The cells were seeded in a 96-well plate at a density of 10⁴-10⁵ cells/well in 120 μl of culture medium with or without compounds to be tested.

Detection of apoptosis of HepG2 cells by measuring caspase- 3 enzyme activity

Caspase-3 activity was assessed using the caspase-3Colorimetric Assay Kit (BioVison), following the manufacturer’s instructions is based on spectrophotometric detection of the chromophore p-nitroaniline (p NA) after cleavage of a specific substrate DEVD-pNA.
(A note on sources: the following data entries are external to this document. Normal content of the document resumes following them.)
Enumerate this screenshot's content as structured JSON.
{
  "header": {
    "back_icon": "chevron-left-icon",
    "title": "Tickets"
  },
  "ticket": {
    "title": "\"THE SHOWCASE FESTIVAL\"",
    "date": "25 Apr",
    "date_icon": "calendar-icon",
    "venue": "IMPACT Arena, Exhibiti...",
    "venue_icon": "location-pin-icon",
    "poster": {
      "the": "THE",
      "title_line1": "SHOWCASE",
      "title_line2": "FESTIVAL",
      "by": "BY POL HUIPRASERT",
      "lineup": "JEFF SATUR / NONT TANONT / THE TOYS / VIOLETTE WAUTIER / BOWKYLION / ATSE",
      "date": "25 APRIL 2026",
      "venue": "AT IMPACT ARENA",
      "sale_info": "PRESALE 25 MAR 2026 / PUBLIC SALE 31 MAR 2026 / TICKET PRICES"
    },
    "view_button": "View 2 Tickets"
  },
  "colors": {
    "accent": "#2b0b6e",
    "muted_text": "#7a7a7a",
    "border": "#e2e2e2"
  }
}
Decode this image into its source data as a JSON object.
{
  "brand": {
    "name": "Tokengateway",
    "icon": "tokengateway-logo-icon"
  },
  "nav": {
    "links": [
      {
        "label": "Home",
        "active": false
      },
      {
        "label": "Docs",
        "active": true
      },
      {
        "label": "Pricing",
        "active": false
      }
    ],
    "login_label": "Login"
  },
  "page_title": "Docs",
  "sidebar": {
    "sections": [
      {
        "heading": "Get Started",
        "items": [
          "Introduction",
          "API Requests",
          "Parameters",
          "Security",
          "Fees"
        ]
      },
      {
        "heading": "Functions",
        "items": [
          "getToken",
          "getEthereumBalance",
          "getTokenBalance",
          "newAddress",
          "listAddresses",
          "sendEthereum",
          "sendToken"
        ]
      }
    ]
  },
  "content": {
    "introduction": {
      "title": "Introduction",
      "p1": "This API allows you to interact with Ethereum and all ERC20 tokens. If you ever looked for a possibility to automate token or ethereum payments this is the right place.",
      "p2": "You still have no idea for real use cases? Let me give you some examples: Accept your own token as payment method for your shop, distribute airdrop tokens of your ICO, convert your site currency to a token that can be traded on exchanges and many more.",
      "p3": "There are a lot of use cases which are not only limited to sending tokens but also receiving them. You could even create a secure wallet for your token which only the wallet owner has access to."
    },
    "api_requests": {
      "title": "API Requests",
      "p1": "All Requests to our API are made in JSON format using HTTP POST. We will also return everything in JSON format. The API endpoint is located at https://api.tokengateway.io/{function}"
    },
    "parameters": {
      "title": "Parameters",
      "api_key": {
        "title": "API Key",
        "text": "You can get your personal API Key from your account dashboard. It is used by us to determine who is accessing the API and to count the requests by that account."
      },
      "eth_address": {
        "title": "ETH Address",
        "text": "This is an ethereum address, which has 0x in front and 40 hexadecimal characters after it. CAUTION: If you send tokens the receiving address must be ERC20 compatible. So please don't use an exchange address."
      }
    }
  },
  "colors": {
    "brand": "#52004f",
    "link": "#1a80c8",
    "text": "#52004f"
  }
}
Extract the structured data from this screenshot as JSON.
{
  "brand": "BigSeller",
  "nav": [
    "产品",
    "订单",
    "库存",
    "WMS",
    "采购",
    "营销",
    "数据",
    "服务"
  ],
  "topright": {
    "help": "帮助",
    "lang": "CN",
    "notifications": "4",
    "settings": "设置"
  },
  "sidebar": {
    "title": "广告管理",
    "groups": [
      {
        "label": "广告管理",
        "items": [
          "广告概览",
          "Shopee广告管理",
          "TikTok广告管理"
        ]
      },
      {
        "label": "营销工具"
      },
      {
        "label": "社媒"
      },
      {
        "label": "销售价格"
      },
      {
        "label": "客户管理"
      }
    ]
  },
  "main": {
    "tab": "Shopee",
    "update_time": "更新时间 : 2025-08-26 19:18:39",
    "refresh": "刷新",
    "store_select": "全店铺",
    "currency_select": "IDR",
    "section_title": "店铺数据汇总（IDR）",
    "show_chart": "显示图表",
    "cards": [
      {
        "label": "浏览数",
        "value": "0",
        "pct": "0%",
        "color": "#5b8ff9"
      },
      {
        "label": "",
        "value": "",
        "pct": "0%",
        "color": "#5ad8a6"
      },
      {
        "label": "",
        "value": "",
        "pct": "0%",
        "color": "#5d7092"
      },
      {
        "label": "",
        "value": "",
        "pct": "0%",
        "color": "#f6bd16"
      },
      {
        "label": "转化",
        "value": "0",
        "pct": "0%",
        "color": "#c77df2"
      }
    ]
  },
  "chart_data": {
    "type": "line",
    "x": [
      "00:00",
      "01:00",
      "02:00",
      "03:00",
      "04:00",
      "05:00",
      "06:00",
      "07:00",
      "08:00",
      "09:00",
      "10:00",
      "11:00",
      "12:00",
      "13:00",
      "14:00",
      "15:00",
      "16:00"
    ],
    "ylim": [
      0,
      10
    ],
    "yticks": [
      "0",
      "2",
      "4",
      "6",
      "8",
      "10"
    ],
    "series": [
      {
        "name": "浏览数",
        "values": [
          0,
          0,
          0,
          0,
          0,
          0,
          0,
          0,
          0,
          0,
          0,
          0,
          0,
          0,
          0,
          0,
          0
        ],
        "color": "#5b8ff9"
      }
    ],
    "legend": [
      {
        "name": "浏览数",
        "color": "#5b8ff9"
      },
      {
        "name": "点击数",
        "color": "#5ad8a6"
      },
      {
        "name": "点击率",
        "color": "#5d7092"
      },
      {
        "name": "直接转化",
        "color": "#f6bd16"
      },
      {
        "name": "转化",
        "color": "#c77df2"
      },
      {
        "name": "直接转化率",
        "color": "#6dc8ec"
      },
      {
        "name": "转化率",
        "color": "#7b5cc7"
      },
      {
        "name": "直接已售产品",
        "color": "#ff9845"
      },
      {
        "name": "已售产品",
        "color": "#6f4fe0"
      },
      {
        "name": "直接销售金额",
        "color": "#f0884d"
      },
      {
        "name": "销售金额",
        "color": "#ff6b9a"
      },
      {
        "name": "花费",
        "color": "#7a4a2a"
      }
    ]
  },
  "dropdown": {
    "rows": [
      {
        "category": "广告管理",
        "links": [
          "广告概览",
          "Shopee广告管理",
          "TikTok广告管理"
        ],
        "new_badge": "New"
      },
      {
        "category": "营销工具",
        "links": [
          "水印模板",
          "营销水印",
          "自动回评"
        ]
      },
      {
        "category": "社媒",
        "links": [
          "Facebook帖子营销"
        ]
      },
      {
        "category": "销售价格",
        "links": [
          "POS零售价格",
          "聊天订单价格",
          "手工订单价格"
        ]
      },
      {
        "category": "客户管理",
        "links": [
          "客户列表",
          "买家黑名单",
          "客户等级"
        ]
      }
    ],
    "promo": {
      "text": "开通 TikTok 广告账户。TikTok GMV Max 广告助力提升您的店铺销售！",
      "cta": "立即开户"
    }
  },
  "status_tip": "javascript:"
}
The HepG2 cells were seeded in sterile 60 mm dishes, and at the end of VN treatment, the cells were washed with PBS and lysed in lysis buffer provided by the kit. After freezing and thawing three times, the cell lysate was centrifuged at 20,000× g at 4°C for 15 minutes. The supernatants were collected and DEVD-pNA was then added and incubated for 1–2 hours at 37°C. The concentration of the pNA released was measured at 405 nm, and the quantity of pNA was calculated from a calibration curve of pNA standard. Caspase-3 activity was expressed spectrophotemetrically compared to the control untreated cells.The experiment was carried out in triplicates [25].

Statistical analysis

The analysis of variance (ANOVA) was used to determine differences between treated and control groups with p < 0.05 being considered as statistically significant, using SPSS programme for Windows version 18.0 (SPSS Inc. Chicago, IL, USA).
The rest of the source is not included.